No, unfortunately that’s incorrect. The employee still needs to wear a mask if they are unvaccinated, even if they tested positive for COVID in the past. Antibodies are shown to protect an employee up to 90 days after the initial infection (and in this case the employee is past that timeline), but there’s limited research about how long that “natural immunity” lasts beyond those first 90 days. The CDC’s guidelines allowing vaccinated employees to remove their masks doesn’t currently extend to those with natural immunity.
Currently, for symptoms of a fever over 100.4° and a headache, we recommend keeping the employee out for 3 days from the date of symptom onset. The employee must also be 24 hours symptom-free to return, including 24 hours fever-free without fever-reducing medication. It’s still possible to get sick and spread illness, including COVID, once vaccinated, so at this time we will continue to exclude all employees that are experiencing symptoms.
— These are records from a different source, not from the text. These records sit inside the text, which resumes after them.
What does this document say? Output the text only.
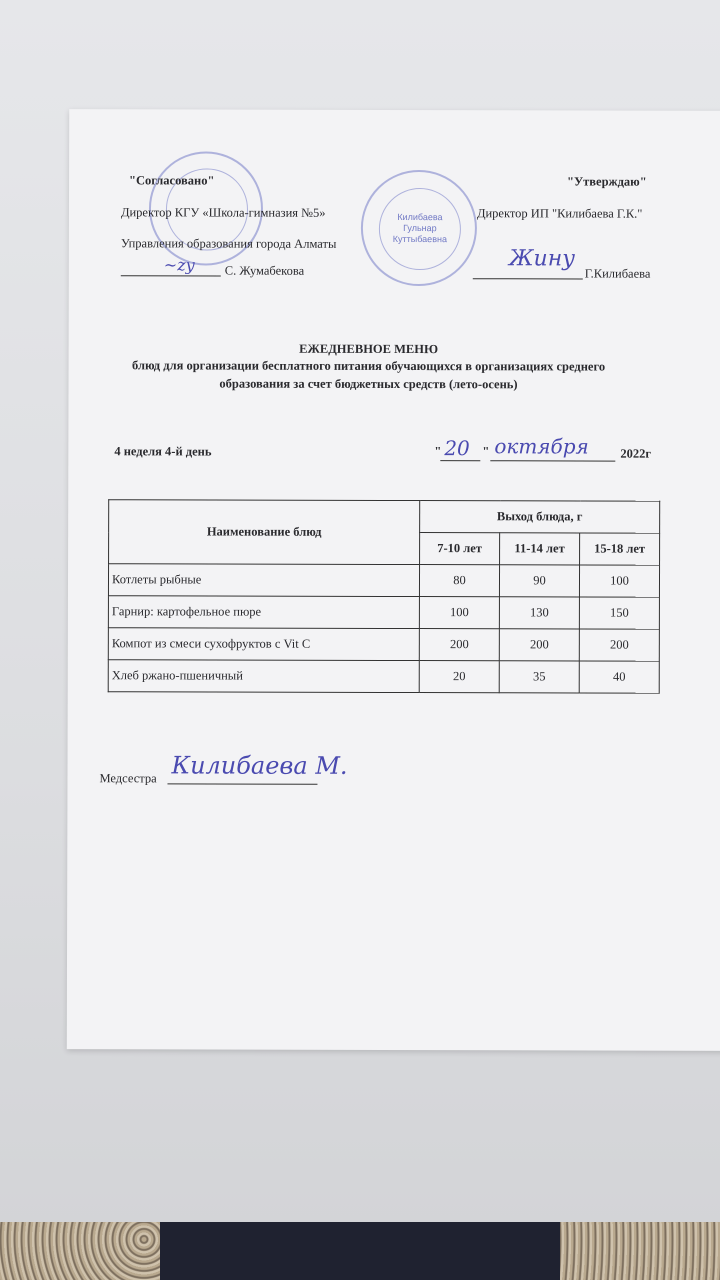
Килибаева
Гульнар
Куттыбаевна
"Согласовано"
Директор КГУ «Школа-гимназия №5»
Управления образования города Алматы
~zy С. Жумабекова
"Утверждаю"
Директор ИП "Килибаева Г.К."
Жину
Г.Килибаева
ЕЖЕДНЕВНОЕ МЕНЮ
блюд для организации бесплатного питания обучающихся в организациях среднего
образования за счет бюджетных средств (лето-осень)
4 неделя 4-й день	" 20 " октября	2022г
Наименование блюд	Выход блюда, г		
	7-10 лет	11-14 лет	15-18 лет
Котлеты рыбные	80	90	100
Гарнир: картофельное пюре	100	130	150
Компот из смеси сухофруктов с Vit C	200	200	200
Хлеб ржано-пшеничный	20	35	40
Медсестра Килибаева М.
It’s possible someone will test positive for COVID if they’re continuing to have symptoms, no matter the timeline. Currently, the CDC recommends that COVID+ employees are excluded for 10 days from the date of symptom onset, and that they must be 24 hours fever free without the use of fever-reducing medications with all other symptoms improving. Because someone could still test positive for weeks or months, even without symptoms, the CDC doesn’t recommend return-to-work testing.
According to the CDC’s vaccine advisors, there is a low risk for myocarditis (an inflammation of the heart muscle) following the mRNA COVID vaccine. The CDC’s vaccine safety monitoring system reported 12.6 cases per million in people ages 12-39, occurring within a 3 week period after the second dose. Vaccine-related myocarditis is highly treatable and has a good recovery rate for patients. Although myocarditis is possible after the vaccine, the benefits of the vaccine far outweigh the risks.